Should I have stayed and fought? Maybe. If it were a job I really wanted, I would have. In my case, the frustration and disrespect that plague my profession as a whole are such that I’m doing everything I can to get out of it and get my own businesses off the ground (this and this.) I don’t have time to teach one guy and one organization how to handle me and my case better. I have better things to do. (Like my hair! Ha. No actually, seriously, we have a photo shoot for my show and the hair takes a wicked long time.)

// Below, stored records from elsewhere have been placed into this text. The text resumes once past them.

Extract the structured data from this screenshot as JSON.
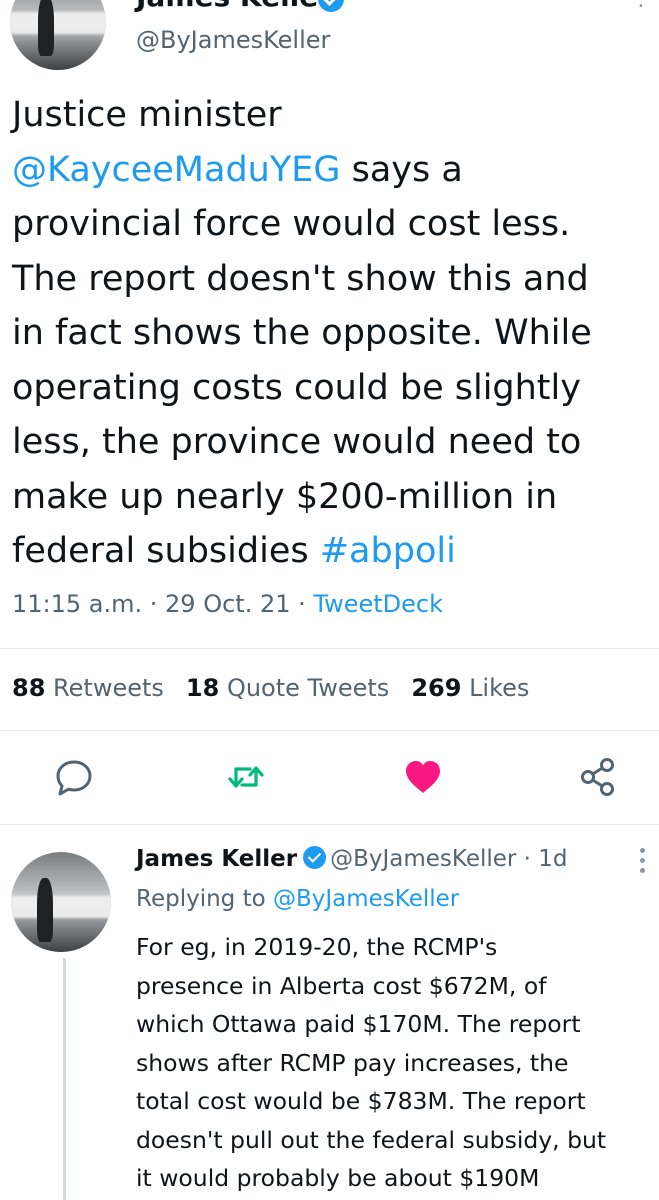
{
  "main_tweet": {
    "author_name": "James Keller",
    "handle": "@ByJamesKeller",
    "text_lines": [
      {
        "parts": [
          {
            "text": "Justice minister",
            "type": "text"
          }
        ]
      },
      {
        "parts": [
          {
            "text": "@KayceeMaduYEG",
            "type": "link"
          },
          {
            "text": " says a",
            "type": "text"
          }
        ]
      },
      {
        "parts": [
          {
            "text": "provincial force would cost less.",
            "type": "text"
          }
        ]
      },
      {
        "parts": [
          {
            "text": "The report doesn't show this and",
            "type": "text"
          }
        ]
      },
      {
        "parts": [
          {
            "text": "in fact shows the opposite. While",
            "type": "text"
          }
        ]
      },
      {
        "parts": [
          {
            "text": "operating costs could be slightly",
            "type": "text"
          }
        ]
      },
      {
        "parts": [
          {
            "text": "less, the province would need to",
            "type": "text"
          }
        ]
      },
      {
        "parts": [
          {
            "text": "make up nearly $200-million in",
            "type": "text"
          }
        ]
      },
      {
        "parts": [
          {
            "text": "federal subsidies ",
            "type": "text"
          },
          {
            "text": "#abpoli",
            "type": "link"
          }
        ]
      }
    ],
    "time": "11:15 a.m.",
    "date": "29 Oct. 21",
    "source": "TweetDeck",
    "separator": " · ",
    "stats": {
      "retweets_count": "88",
      "retweets_label": "Retweets",
      "quotes_count": "18",
      "quotes_label": "Quote Tweets",
      "likes_count": "269",
      "likes_label": "Likes"
    },
    "actions": [
      {
        "name": "reply-icon"
      },
      {
        "name": "retweet-icon"
      },
      {
        "name": "like-icon"
      },
      {
        "name": "share-icon"
      }
    ],
    "colors": {
      "link": "#1d9bf0",
      "retweet": "#00ba7c",
      "like": "#f91880",
      "muted": "#536471"
    }
  },
  "reply_tweet": {
    "author_name": "James Keller",
    "handle": "@ByJamesKeller",
    "age": "· 1d",
    "replying_prefix": "Replying to",
    "replying_to": "@ByJamesKeller",
    "text_lines": [
      "For eg, in 2019-20, the RCMP's",
      "presence in Alberta cost $672M, of",
      "which Ottawa paid $170M. The report",
      "shows after RCMP pay increases, the",
      "total cost would be $783M. The report",
      "doesn't pull out the federal subsidy, but",
      "it would probably be about $190M"
    ]
  }
}
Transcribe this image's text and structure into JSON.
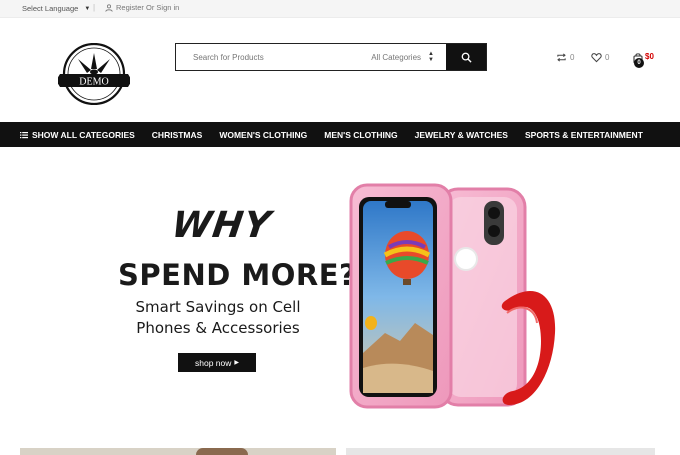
{
  "topbar": {
    "language_label": "Select Language",
    "login_label": "Register Or Sign in"
  },
  "header": {
    "logo_text": "DEMO",
    "search": {
      "placeholder": "Search for Products",
      "category_label": "All Categories"
    },
    "compare_count": "0",
    "wishlist_count": "0",
    "cart_count": "0",
    "cart_total": "$0"
  },
  "nav": {
    "items": [
      {
        "label": "SHOW ALL CATEGORIES"
      },
      {
        "label": "CHRISTMAS"
      },
      {
        "label": "WOMEN'S CLOTHING"
      },
      {
        "label": "MEN'S CLOTHING"
      },
      {
        "label": "JEWELRY & WATCHES"
      },
      {
        "label": "SPORTS & ENTERTAINMENT"
      }
    ]
  },
  "hero": {
    "headline_script": "WHY",
    "headline": "SPEND MORE?",
    "subline_1": "Smart Savings on Cell",
    "subline_2": "Phones & Accessories",
    "cta_label": "shop now"
  },
  "colors": {
    "accent_red": "#d40000",
    "nav_bg": "#111111",
    "case_pink": "#f2a9c6",
    "ring_red": "#d81a1a"
  }
}
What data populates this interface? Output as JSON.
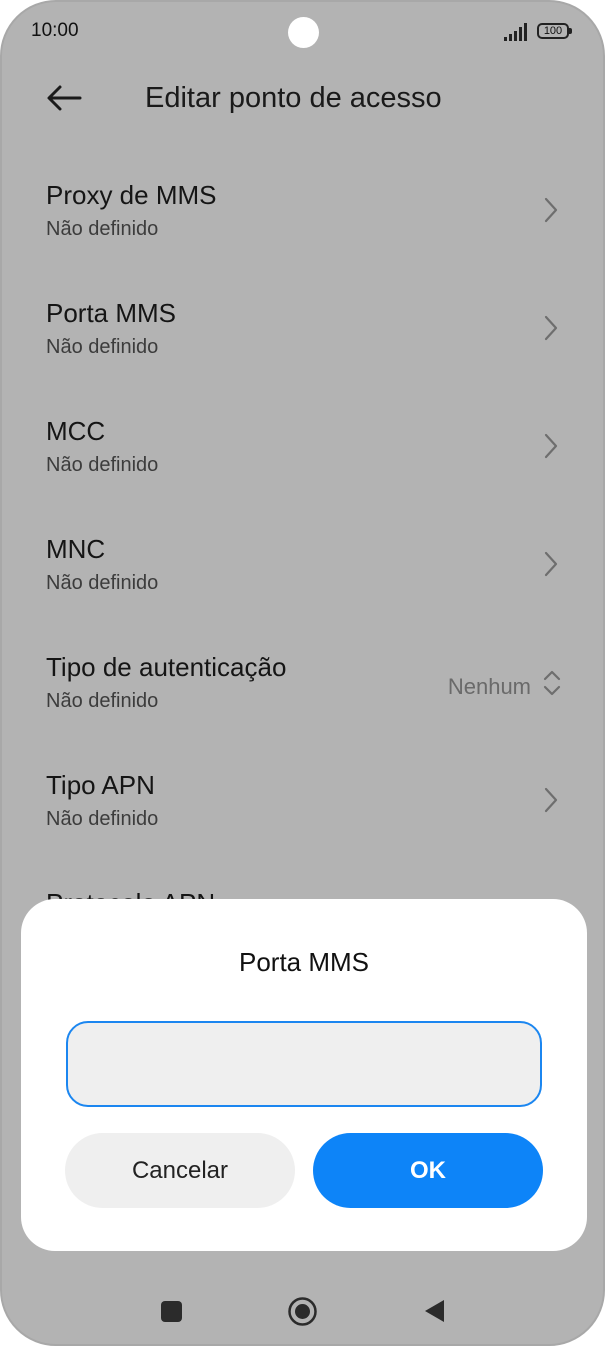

My suspicion is that many many businesses lose their women this way. A work environment becomes hostile or just uncomfortable and rather than making a point of why they’re leaving, women will just go. More and more women are starting their own businesses, becoming entrepreneurs. That’s exciting on one hand and a wake-up call on the other. If I were a big business, I’d be concerned about a culture that encourages women to leave it.
Did I do the right thing? For me, I did, yes. Did they do the right thing? For the most part, yes. Could they have reached out to me again? Yes. Would I still be working there if they had? Maybe. Do I want to be? Not really, no. So it’s all fine. I mean, aside from the fact that the dude has what is probably a six figure job and I’ll be lucky if I clear $20,000 this year. But I’ll save the post on the economics of sexism for another day.